As can be seen from Table 2, the lubricating compositions of Examples 1-3 (containing Fischer-Tropsch derived heavy base oil) are based on the lubricating composition of Comparative Example A (conventional API Group I base oil). Compared with.), The oxidation stability was remarkably improved.

Claims (11)

(I) one or more additives;
(Ii) at least 5 wt% of at 100 ° C. with a motion viscosity ranging from 15 mm ² / s 30 mm ² / sec, Fischer-Tropsch derived heavy base oil;
A lubricating composition having a TBN of at least 10 mg KOH / g and a kinematic viscosity at 100 ° C. of at least 9 mm ² / sec.   The lubricating composition of claim 1, wherein the lubricating composition has a TBN of 10 to 15 mg KOH / g.   The lubricating composition of claim 1, wherein the lubricating composition has a TBN of at least 20 mg KOH / g.
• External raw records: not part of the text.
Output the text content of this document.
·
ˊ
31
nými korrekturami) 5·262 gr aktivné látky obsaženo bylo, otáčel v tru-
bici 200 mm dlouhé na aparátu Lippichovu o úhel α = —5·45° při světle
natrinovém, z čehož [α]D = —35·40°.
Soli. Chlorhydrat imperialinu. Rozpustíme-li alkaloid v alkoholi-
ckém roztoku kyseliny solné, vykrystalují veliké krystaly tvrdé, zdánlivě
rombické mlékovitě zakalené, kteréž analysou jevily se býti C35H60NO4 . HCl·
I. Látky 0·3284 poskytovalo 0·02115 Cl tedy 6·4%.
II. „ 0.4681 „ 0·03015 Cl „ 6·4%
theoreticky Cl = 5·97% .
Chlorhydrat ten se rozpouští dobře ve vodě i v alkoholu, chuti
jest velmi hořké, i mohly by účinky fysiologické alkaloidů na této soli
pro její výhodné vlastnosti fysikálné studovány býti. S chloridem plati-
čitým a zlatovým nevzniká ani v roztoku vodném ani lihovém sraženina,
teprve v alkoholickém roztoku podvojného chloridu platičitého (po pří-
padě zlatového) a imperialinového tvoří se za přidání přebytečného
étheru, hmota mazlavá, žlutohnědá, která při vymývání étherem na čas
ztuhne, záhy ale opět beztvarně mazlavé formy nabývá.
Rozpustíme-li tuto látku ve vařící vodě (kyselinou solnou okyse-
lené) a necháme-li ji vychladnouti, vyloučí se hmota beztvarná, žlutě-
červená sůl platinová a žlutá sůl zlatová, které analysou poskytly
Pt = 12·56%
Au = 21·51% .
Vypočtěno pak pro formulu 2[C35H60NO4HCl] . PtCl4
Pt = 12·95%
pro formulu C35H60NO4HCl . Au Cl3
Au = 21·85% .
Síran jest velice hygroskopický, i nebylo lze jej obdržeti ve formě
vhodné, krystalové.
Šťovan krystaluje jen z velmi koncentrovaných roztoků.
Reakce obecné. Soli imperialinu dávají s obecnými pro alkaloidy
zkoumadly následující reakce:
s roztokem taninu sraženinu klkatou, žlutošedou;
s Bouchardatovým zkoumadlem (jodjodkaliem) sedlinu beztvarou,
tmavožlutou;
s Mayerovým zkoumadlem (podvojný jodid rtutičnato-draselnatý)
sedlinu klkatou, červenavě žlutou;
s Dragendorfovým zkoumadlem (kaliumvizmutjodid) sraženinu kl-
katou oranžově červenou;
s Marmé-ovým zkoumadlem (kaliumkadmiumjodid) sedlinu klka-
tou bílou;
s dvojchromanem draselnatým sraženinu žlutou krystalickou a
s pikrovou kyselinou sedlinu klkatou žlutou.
Lubricating composition according to any of claims 1 to 3, wherein the composition has a kinematic viscosity at 100 ° C of at least 10 mm ² / sec. The lubricating composition according to claim 1, wherein the Fischer-Tropsch derived heavy base oil has a kinematic viscosity at 100 ° C. of 18 mm ² / sec to 22 mm ² / sec. The lubricating composition according to claim 1, wherein the Fischer-Tropsch derived heavy base oil has a kinematic viscosity at 100 ° C. of 18 mm ² / sec to 22 mm ² / sec. The lubricating composition according to claim 1, wherein the Fischer-Tropsch derived heavy base oil has a kinematic viscosity at 100 ° C. of 24 mm ² / sec to 27 mm ² / sec.   8. Lubricating composition according to any of claims 1 to 7, wherein the Fischer-Tropsch derived heavy base oil is present at a level of at least 35% by weight of the composition.   The lubricating composition according to any one of claims 1 to 8, wherein the lubricating composition has an oxidation number of 50 minutes or more as measured by an oxidation stability test method.   Use of a lubricating composition according to any of claims 1 to 9 for lubricating a four-stroke marine engine. A Fischer-Tropsch derived heavy oil lubricating composition having a kinematic viscosity of 15 to 30 mm ² / sec at 100 ° C. of at least 5% by weight of the composition to improve the oxidative stability of the lubricating composition. Use of.